Yeah, that's helpful. Thank you.
And Carl, could you give your view on the outcome? Sure. Happy to. Good morning. So, obviously, I can't predict what the FDA will do. I can say that we have risk mitigated this program tremendously. All of our primary and secondary endpoints have been met for all of our studies, whether it's our pivotal, our self-administration, our temperature pH, and most recently, the oral anisome symptom intervention study, the OASIS study. We're certainly considering the possibility, and we'll be prepared should this become an avenue that FDA pursues. But right now, we don't have insight into the FDA's thinking.
I appreciate all the color. Thanks, everyone.
Thank you. Our next question comes from Francois Rizwa with Oppenheimer. You may proceed.
Hey, thanks for the question. So I was just wondering, you touched on the allergen test and the study, and I was just trying to figure out the importance of efficacy here based on this study, just in terms of real-world adoption with doctors, and just maybe a little more, if you could push on the potential importance here of treating at the site to see benefit. Is this something that can help in the real world just because, you know, like a lot of launches, docs will kind of wait and see sometimes how things work. And I was just wondering if the OAS study is something that should really create some buzz with the medical community. Thank you.
Yeah. Good morning, Frank. And I'll pass it over to Carl in a second to walk through your full question. But I have to tell you, from my perspective, we're incredibly excited to have this data. We think this is a differentiator. As far as we're aware, we're the only ones with data like this. And we absolutely, from the recent interactions at several conferences with physicians, think they're paying attention. But with that, I'll let Carl answer your specific questions.

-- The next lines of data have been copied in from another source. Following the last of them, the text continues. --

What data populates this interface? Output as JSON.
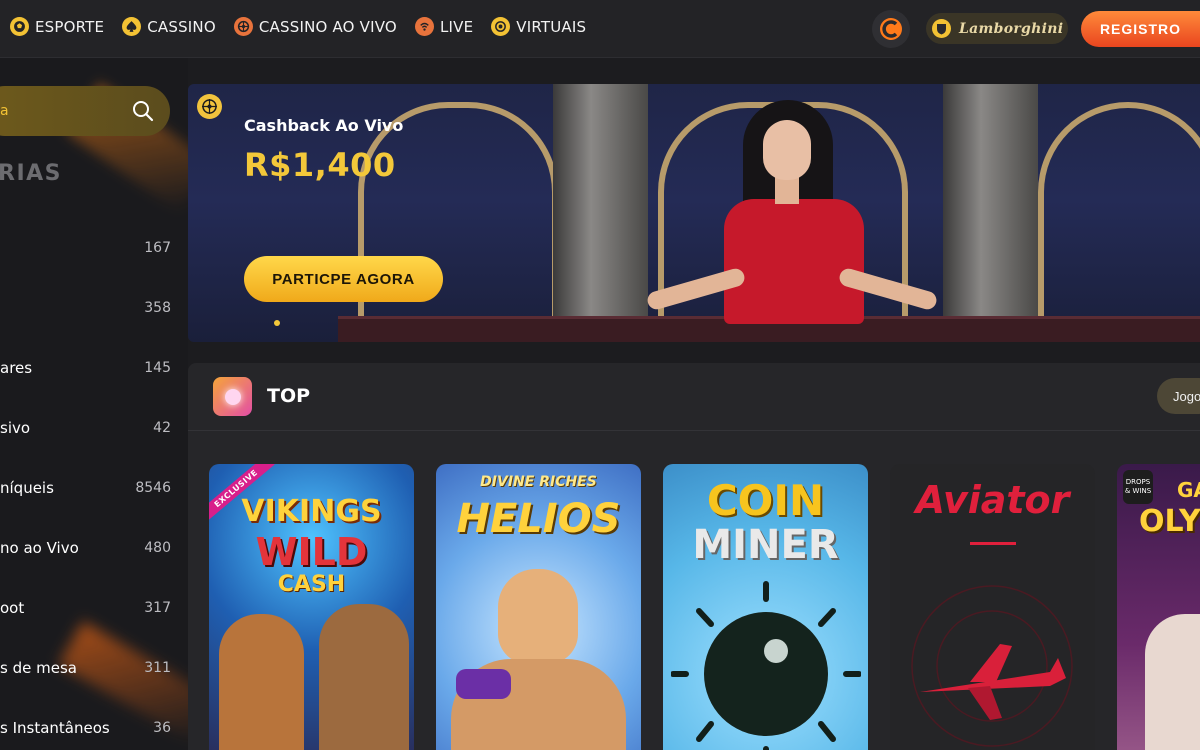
{
  "nav": {
    "items": [
      {
        "label": "ESPORTE",
        "icon": "soccer-ball-icon"
      },
      {
        "label": "CASSINO",
        "icon": "spade-icon"
      },
      {
        "label": "CASSINO AO VIVO",
        "icon": "roulette-icon"
      },
      {
        "label": "LIVE",
        "icon": "live-signal-icon"
      },
      {
        "label": "VIRTUAIS",
        "icon": "virtual-icon"
      }
    ],
    "sponsor": "Lamborghini",
    "register_label": "REGISTRO"
  },
  "sidebar": {
    "search_value": "a",
    "categories_title": "RIAS",
    "categories": [
      {
        "name": "",
        "count": "167"
      },
      {
        "name": "",
        "count": "358"
      },
      {
        "name": "ares",
        "count": "145"
      },
      {
        "name": "sivo",
        "count": "42"
      },
      {
        "name": "níqueis",
        "count": "8546"
      },
      {
        "name": "no ao Vivo",
        "count": "480"
      },
      {
        "name": "oot",
        "count": "317"
      },
      {
        "name": "s de mesa",
        "count": "311"
      },
      {
        "name": "s Instantâneos",
        "count": "36"
      }
    ]
  },
  "banner": {
    "subtitle": "Cashback Ao Vivo",
    "amount": "R$1,400",
    "cta_label": "PARTICPE AGORA"
  },
  "top_games": {
    "title": "TOP",
    "more_label": "Jogo",
    "games": [
      {
        "line1": "VIKINGS",
        "line2": "WILD",
        "line3": "CASH",
        "tag": "EXCLUSIVE"
      },
      {
        "line1": "DIVINE RICHES",
        "line2": "HELIOS",
        "line3": ""
      },
      {
        "line1": "COIN",
        "line2": "MINER",
        "line3": ""
      },
      {
        "line1": "Aviator",
        "line2": "",
        "line3": ""
      },
      {
        "line1": "GA",
        "line2": "OLY",
        "line3": "",
        "tag": "DROPS & WINS"
      }
    ]
  },
  "colors": {
    "accent_yellow": "#f3c83a",
    "register_orange": "#f0622a",
    "background": "#1c1c1f"
  }
}
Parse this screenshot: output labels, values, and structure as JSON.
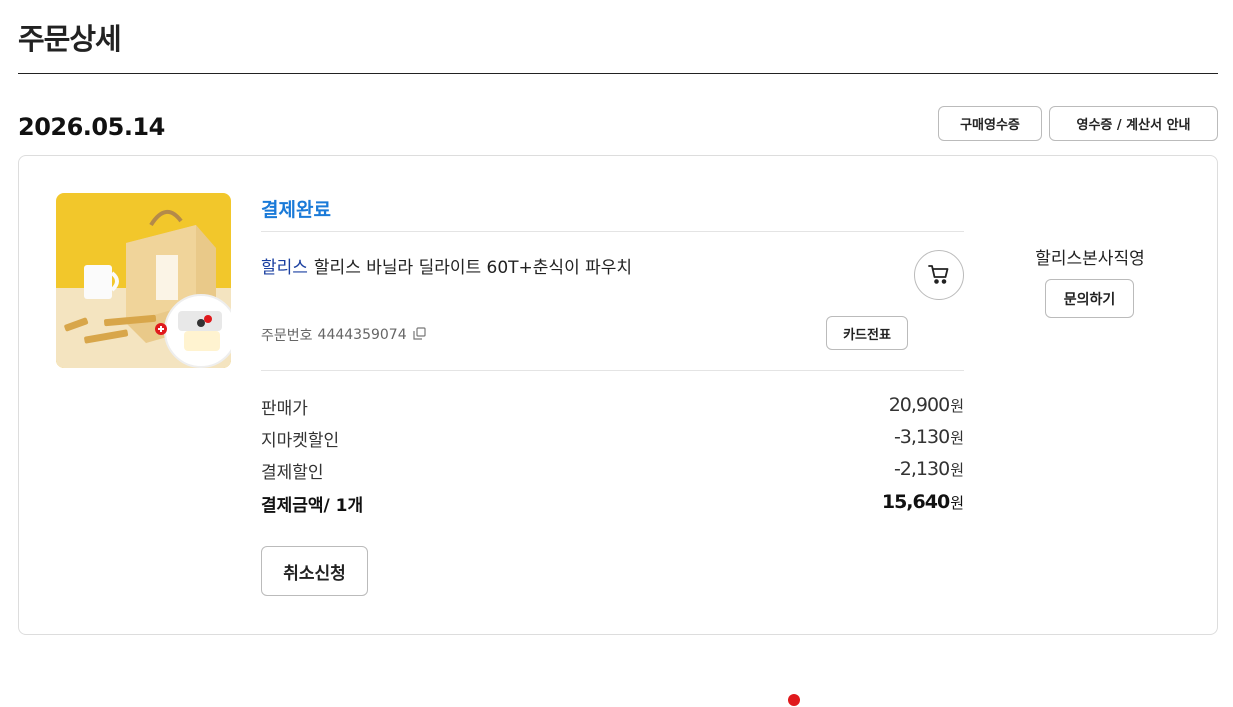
{
  "page": {
    "title": "주문상세"
  },
  "order": {
    "date": "2026.05.14",
    "actions": {
      "receipt_label": "구매영수증",
      "invoice_label": "영수증 / 계산서 안내"
    },
    "status": "결제완료",
    "product": {
      "brand": "할리스",
      "name": "할리스 바닐라 딜라이트 60T+춘식이 파우치"
    },
    "order_number_label": "주문번호",
    "order_number": "4444359074",
    "card_slip_label": "카드전표",
    "seller": {
      "name": "할리스본사직영",
      "inquiry_label": "문의하기"
    },
    "prices": [
      {
        "label": "판매가",
        "value": "20,900",
        "unit": "원"
      },
      {
        "label": "지마켓할인",
        "value": "-3,130",
        "unit": "원"
      },
      {
        "label": "결제할인",
        "value": "-2,130",
        "unit": "원"
      },
      {
        "label": "결제금액/ 1개",
        "value": "15,640",
        "unit": "원"
      }
    ],
    "cancel_label": "취소신청"
  },
  "colors": {
    "status": "#1a7ad8",
    "brand": "#1a3fa0",
    "dot": "#e0191c",
    "thumb_bg": "#f2c72b"
  },
  "icons": {
    "cart": "cart-icon",
    "copy": "copy-icon"
  }
}
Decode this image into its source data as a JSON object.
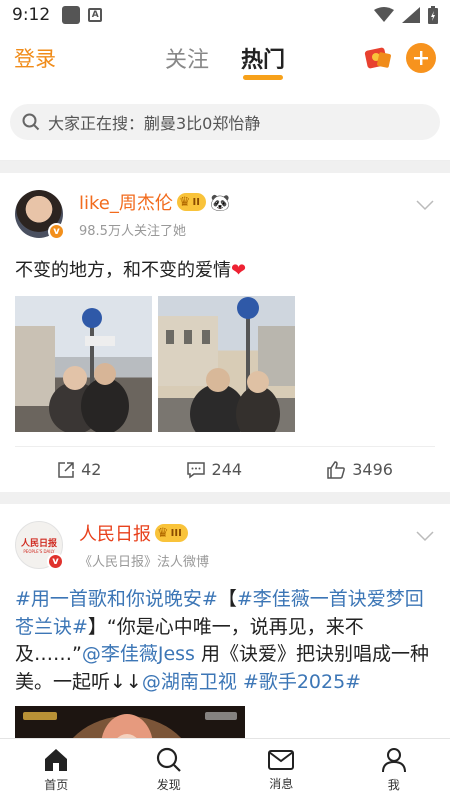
{
  "status": {
    "time": "9:12",
    "a_label": "A"
  },
  "header": {
    "login": "登录",
    "tabs": [
      {
        "label": "关注"
      },
      {
        "label": "热门"
      }
    ]
  },
  "search": {
    "text": "大家正在搜：蒯曼3比0郑怡静"
  },
  "posts": [
    {
      "name": "like_周杰伦",
      "badge": "II",
      "sub": "98.5万人关注了她",
      "text": "不变的地方，和不变的爱情",
      "actions": {
        "repost": "42",
        "comment": "244",
        "like": "3496"
      }
    },
    {
      "name": "人民日报",
      "badge": "III",
      "sub": "《人民日报》法人微博",
      "avatar_text": "人民日报",
      "avatar_sub": "PEOPLE'S DAILY",
      "text_parts": {
        "t1": "#用一首歌和你说晚安#",
        "t2": "【",
        "t3": "#李佳薇一首诀爱梦回苍兰诀#",
        "t4": "】“你是心中唯一，说再见，来不及……”",
        "t5": "@李佳薇Jess",
        "t6": " 用《诀爱》把诀别唱成一种美。一起听↓↓",
        "t7": "@湖南卫视",
        "t8": " ",
        "t9": "#歌手2025#"
      }
    }
  ],
  "nav": [
    {
      "label": "首页"
    },
    {
      "label": "发现"
    },
    {
      "label": "消息"
    },
    {
      "label": "我"
    }
  ],
  "colors": {
    "accent": "#f7931e",
    "link": "#3c76b6",
    "name": "#f26b1d"
  }
}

Yeah, no, that's a good question. And I can tell you, both anecdotally and meeting with a number of KOLs, there was widespread support that these data do indicate delivery of epinephrine into the oral cavity probably does hold promise when you think about interrupting the anaphylactic cycle or certainly localized reactions in the oral cavity. I hadn't realized it, but many allergists actually use direct spraying of epinephrine into the back of the oral cavity when these symptoms do arise as a way of trying to get more drugs at the site of reaction. Also worth noting that we do have, for the first time, an oral physiologic change model that hadn't been developed before, and those changes did not impact anafilm absorption, as Dan said earlier, and we certainly shrank time to symptom resolution. All of those, in my mind, certainly underscore the fact that we now have a potentially predictive model that one could use and think about when it comes to evaluating anaphylaxis, so useful for many different regards.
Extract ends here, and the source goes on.